6. The solid preparation according to claim 1, wherein the thickness of the at least one layer of the controlled-release film varies in a plane.

7. The solid preparation according to claim 1, having a structure having multiple layers of the controlled-release film.

8. The solid preparation according to claim 1, wherein the thickness of the controlled-release film is in a range of 0.1 μm to 50 μm.

9. The solid preparation according to claim 1, wherein the controlled-release film contains one or two or more the water-insoluble polymers having a solubility of 10 g/100 g or less in water or in an aqueous solution having a pH within the range of 1.2 to 8 at 25° C.

10. The solid preparation according to claim 1, wherein the water-insoluble polymer is at least one selected from the group consisting of stomach-soluble polymers, enteric polymers, and other water-insoluble polymers.

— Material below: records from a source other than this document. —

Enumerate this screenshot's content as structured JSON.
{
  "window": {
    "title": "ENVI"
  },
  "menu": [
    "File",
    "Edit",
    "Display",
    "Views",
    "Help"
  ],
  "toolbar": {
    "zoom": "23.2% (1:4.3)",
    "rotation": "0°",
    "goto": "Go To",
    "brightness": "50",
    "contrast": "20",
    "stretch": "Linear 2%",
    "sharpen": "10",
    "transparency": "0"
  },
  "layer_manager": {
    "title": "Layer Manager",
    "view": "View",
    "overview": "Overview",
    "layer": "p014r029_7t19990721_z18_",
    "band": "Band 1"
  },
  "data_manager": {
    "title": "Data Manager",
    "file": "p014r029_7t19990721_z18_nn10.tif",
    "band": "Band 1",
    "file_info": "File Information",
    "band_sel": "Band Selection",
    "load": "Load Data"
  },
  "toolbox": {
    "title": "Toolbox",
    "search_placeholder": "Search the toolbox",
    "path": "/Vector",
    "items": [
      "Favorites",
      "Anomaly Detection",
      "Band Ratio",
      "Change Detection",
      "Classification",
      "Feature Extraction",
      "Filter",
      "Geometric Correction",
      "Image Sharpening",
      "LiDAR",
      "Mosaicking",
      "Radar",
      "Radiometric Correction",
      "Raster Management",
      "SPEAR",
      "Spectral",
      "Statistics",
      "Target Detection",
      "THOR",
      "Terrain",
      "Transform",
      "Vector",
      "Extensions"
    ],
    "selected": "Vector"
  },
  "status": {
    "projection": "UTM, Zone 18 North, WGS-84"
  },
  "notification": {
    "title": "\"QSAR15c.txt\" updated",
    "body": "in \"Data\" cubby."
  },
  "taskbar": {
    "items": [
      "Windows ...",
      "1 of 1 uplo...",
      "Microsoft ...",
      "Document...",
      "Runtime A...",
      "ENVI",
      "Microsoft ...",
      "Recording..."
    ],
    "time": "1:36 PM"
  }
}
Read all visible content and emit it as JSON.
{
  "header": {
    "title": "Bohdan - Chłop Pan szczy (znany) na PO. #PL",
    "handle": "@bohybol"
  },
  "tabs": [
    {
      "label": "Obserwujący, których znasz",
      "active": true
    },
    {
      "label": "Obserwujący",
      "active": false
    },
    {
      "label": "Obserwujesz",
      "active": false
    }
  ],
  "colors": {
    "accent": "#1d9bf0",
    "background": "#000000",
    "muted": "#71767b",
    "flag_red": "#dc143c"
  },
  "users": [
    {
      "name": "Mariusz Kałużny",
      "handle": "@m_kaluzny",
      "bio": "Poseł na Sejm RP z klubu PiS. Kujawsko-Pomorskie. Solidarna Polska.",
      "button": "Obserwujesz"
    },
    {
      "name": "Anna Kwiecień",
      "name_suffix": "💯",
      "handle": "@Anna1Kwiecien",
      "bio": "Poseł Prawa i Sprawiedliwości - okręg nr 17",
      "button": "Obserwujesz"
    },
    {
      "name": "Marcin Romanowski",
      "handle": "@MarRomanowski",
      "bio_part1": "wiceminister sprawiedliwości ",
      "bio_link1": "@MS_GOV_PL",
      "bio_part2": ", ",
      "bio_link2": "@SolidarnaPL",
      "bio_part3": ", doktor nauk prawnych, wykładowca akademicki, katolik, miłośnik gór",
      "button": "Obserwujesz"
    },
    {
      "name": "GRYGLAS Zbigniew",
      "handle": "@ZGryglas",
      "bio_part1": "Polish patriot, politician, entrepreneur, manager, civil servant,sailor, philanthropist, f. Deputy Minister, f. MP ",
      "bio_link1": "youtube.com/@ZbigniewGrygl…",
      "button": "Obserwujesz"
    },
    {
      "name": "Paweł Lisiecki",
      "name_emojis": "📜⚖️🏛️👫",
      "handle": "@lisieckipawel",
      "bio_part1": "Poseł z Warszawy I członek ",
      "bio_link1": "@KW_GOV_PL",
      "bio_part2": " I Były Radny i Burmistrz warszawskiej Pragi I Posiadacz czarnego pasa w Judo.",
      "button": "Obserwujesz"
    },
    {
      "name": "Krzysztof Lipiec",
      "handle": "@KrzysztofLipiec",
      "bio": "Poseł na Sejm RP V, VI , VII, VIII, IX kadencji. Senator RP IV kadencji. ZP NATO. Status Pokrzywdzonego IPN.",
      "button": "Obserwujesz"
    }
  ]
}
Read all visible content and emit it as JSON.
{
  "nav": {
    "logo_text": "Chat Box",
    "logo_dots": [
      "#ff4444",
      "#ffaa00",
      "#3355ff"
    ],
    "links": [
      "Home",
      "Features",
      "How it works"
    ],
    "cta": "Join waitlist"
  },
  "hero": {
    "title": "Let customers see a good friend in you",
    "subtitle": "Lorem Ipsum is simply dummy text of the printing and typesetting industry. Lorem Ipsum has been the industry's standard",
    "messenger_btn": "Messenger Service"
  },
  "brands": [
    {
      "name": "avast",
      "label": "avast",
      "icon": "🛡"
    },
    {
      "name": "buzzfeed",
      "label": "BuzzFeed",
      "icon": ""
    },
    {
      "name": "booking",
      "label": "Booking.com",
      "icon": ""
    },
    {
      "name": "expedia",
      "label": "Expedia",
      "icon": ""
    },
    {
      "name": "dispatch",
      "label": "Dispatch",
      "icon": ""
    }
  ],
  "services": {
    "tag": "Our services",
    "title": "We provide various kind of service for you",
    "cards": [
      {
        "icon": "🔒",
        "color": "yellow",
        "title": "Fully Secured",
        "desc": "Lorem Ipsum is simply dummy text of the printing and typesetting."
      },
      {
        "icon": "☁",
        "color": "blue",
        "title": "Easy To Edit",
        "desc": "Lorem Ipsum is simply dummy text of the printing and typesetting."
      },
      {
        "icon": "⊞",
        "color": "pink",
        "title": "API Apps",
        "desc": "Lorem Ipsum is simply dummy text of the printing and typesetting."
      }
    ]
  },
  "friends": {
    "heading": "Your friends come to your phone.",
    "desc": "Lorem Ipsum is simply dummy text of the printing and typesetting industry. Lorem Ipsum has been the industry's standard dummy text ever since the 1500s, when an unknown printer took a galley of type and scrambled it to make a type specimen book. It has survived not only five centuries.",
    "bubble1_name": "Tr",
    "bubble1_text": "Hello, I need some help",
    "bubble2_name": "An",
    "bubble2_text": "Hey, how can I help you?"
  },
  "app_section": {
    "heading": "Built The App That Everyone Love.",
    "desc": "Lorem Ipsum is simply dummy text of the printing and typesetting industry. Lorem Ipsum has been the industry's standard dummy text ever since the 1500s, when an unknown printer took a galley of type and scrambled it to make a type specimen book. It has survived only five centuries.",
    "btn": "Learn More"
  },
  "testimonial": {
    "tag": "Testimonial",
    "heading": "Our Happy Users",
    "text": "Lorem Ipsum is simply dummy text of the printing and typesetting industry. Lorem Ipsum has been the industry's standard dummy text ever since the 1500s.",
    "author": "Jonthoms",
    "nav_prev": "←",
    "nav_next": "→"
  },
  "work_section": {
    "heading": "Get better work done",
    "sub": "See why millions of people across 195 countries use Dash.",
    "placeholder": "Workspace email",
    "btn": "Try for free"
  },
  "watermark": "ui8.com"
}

11. The solid preparation according to claim 1, wherein the shape of the tablet core is of a flat tablet or a splitting tablet.

12. The solid preparation according to claim 1, wherein the active ingredient is thermally unstable.

13. The solid preparation according to claim 1, wherein the controlled-release film includes a dry film of the edible ink having a viscosity in a range of 1 mPa·s to 1,000,000 mPa·s.

14. The solid preparation according to claim 1, wherein the controlled-release film controls the release of the active ingredient contained in the tablet core.